What Makes This Music a Ritual?
Jagar: Performed to invoke deities and ancestral spirits, often involving trance-like states. It’s less of a concert and more of a spiritual contract. The Jagariya (singer) channels energies through epic storytelling and powerful chanting.
Pandavani: A unique Garhwali tradition, where villagers sing stories of the Pandavas as if they were locals who once walked their paths.
Mahasu Bhajans in Jaunsar-Bawar: These aren’t casual tunes. They're promises to their most revered god, Mahasu Devta.
Each of these isn't about devotion. They are devotion.
How Kumaon, Garhwal, and Jaunsar Speak Through Sound
Kumaon: Known for Chanchari, Jhoda, and ritualistic Harul. Often performed in group circles, these songs hold deep social and ceremonial meaning.
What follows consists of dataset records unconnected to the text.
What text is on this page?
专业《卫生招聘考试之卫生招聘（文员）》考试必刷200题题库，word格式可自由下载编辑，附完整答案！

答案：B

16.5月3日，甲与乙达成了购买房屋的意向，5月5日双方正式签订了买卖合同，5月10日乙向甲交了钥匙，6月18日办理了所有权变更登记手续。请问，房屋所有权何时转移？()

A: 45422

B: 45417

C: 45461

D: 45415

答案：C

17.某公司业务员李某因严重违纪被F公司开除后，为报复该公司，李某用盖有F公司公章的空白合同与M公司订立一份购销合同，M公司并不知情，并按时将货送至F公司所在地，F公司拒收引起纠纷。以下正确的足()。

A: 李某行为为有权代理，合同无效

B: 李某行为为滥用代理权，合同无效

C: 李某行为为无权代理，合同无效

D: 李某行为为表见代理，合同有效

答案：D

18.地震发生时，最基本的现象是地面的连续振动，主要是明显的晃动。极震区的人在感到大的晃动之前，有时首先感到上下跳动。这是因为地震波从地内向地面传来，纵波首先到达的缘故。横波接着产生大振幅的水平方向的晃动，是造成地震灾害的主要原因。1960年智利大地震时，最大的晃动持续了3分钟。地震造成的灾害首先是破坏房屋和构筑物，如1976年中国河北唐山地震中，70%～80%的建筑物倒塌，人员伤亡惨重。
Garhwal: Rich in Jagar, Mangal, and Barada Nati. Many songs are emotionally charged ballads that act as oral archives of faith, war, and love.
Jaunsar-Bawar: Lesser-known but deeply spiritual, the music here is slower, darker, and rooted in age-old traditions that blend pre-Vedic rituals with local mythology.
Each region doesn’t just have a different rhythm—it has a different purpose.
Instruments That Speak Louder Than Words
Dhol and Damau: Played in sync, these drums are more than percussion—they set the heartbeat of the ritual.
Ransingha: A ceremonial horn used during devta processions.
Hurka: Often used in storytelling dance performances called Hurka Baul, especially in Pithoragarh.
These instruments don’t just produce sound. They carry legacy, identity, and responsibility.
“Music is what feelings sound like when they’re too ancient to explain in words.”—Unknown Garhwali singer, recorded by the Anthropological Survey of India (2007)
Preserving the Pulse
Thanks to institutions like the Indira Gandhi National Centre for the Arts (IGNCA) and platforms like ARCHIVE India, several field recordings and ethnographic studies are being preserved. However, the real guardians are villagers and traveling artists who don’t think of themselves as "musicians"—just as keepers of memory.
Local radio stations like AIR Almora and AIR Pauri still occasionally broadcast original folk performances, while YouTube creators such as Kumaoni Roots and Sounds of the Hills are bringing these unheard voices online.
Final Note That Stays With You
If you ever feel like your Spotify playlist isn’t hitting the soul, maybe it’s because it lacks the depth of something sacred.
Traditional folk music of Uttarakhand isn’t background noise. It’s the heartbeat of a people who still believe that music can heal, protect, and connect. It’s sung by farmers, priests, and grandmothers—not for applause, but for continuity.
And if you ever sit quietly in one of those Himalayan villages, listen closely. That’s not just someone singing. That’s centuries of love, loss, war, worship, and wisdom echoing through the valley—just for you.
If this moved something in you, go find the real sound—not in studios, but in stories. Because some music isn’t just heard. It’s felt.